Introduction of chemically labile substructures into Arabidopsis lignin through the use of LigD, the Cα‐dehydrogenase from Sphingobium sp. strain SYK‐6

Bacteria‐derived enzymes that can modify specific lignin substructures are potential targets to engineer plants for better biomass processability. The Gram‐negative bacterium Sphingobium sp. SYK‐6 possesses a Cα‐dehydrogenase (LigD) enzyme that has been shown to oxidize the α‐hydroxy functionalities in β–O–4‐linked dimers into α‐keto analogues that are more chemically labile. Here, we show that recombinant LigD can oxidize an even wider range of β–O–4‐linked dimers and oligomers, including the genuine dilignols, guaiacylglycerol‐β‐coniferyl alcohol ether and syringylglycerol‐β‐sinapyl alcohol ether. We explored the possibility of using LigD for biosynthetically engineering lignin by expressing the codon‐optimized ligD gene in Arabidopsis thaliana.
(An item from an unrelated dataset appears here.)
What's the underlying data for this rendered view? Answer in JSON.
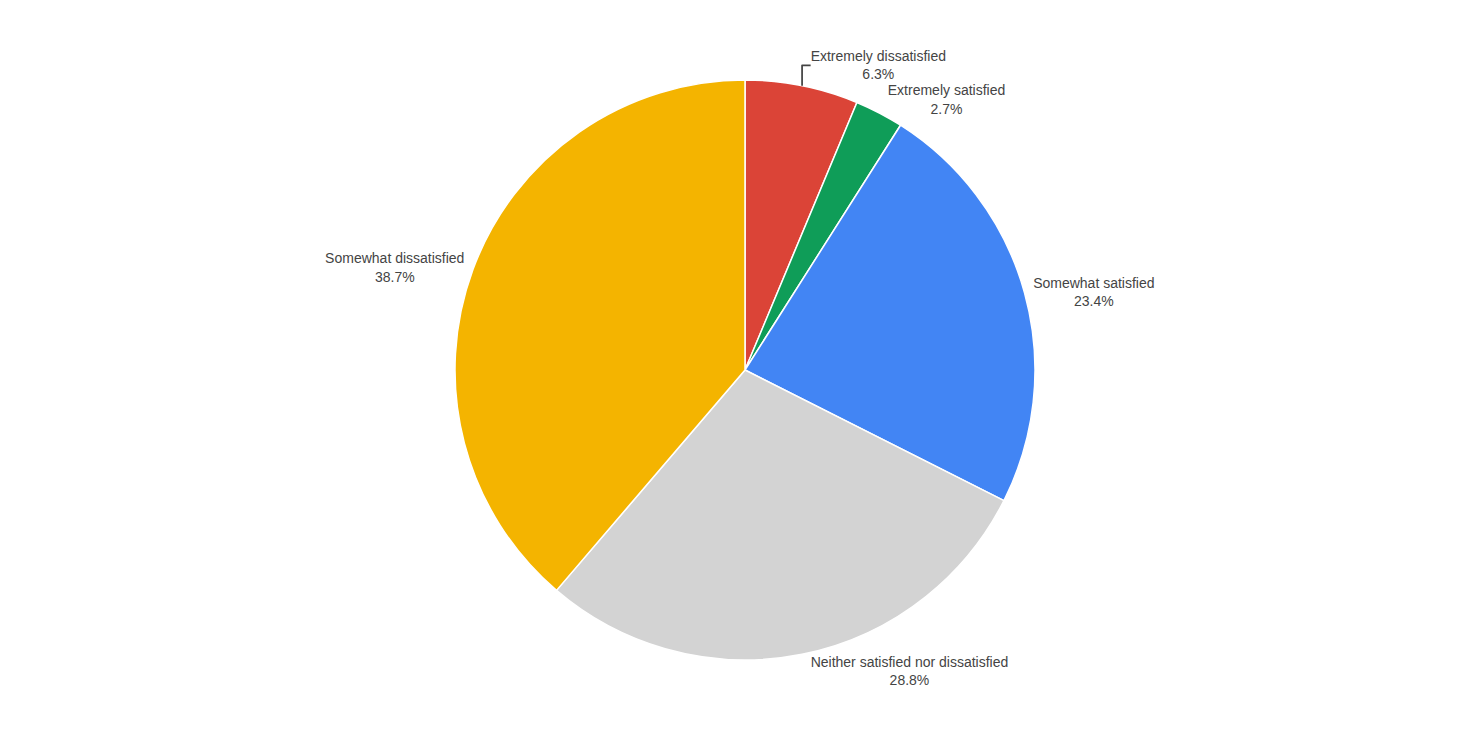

The ligD cDNA, with or without a signal peptide for apoplast targeting, has been successfully expressed, and LigD activity could be detected in the extracts of the transgenic plants. UPLC‐MS/MS‐based metabolite profiling indicated that levels of oxidized guaiacyl (G) β–O–4‐coupled dilignols and analogues were significantly elevated in the LigD transgenic plants regardless of the signal peptide attachment to LigD. In parallel, 2D NMR analysis revealed a 2.1‐ to 2.8‐fold increased level of G‐type α‐keto‐β–O–4 linkages in cellulolytic enzyme lignins isolated from the stem cell walls of the LigD transgenic plants, indicating that the transformation was capable of altering lignin structure in the desired manner.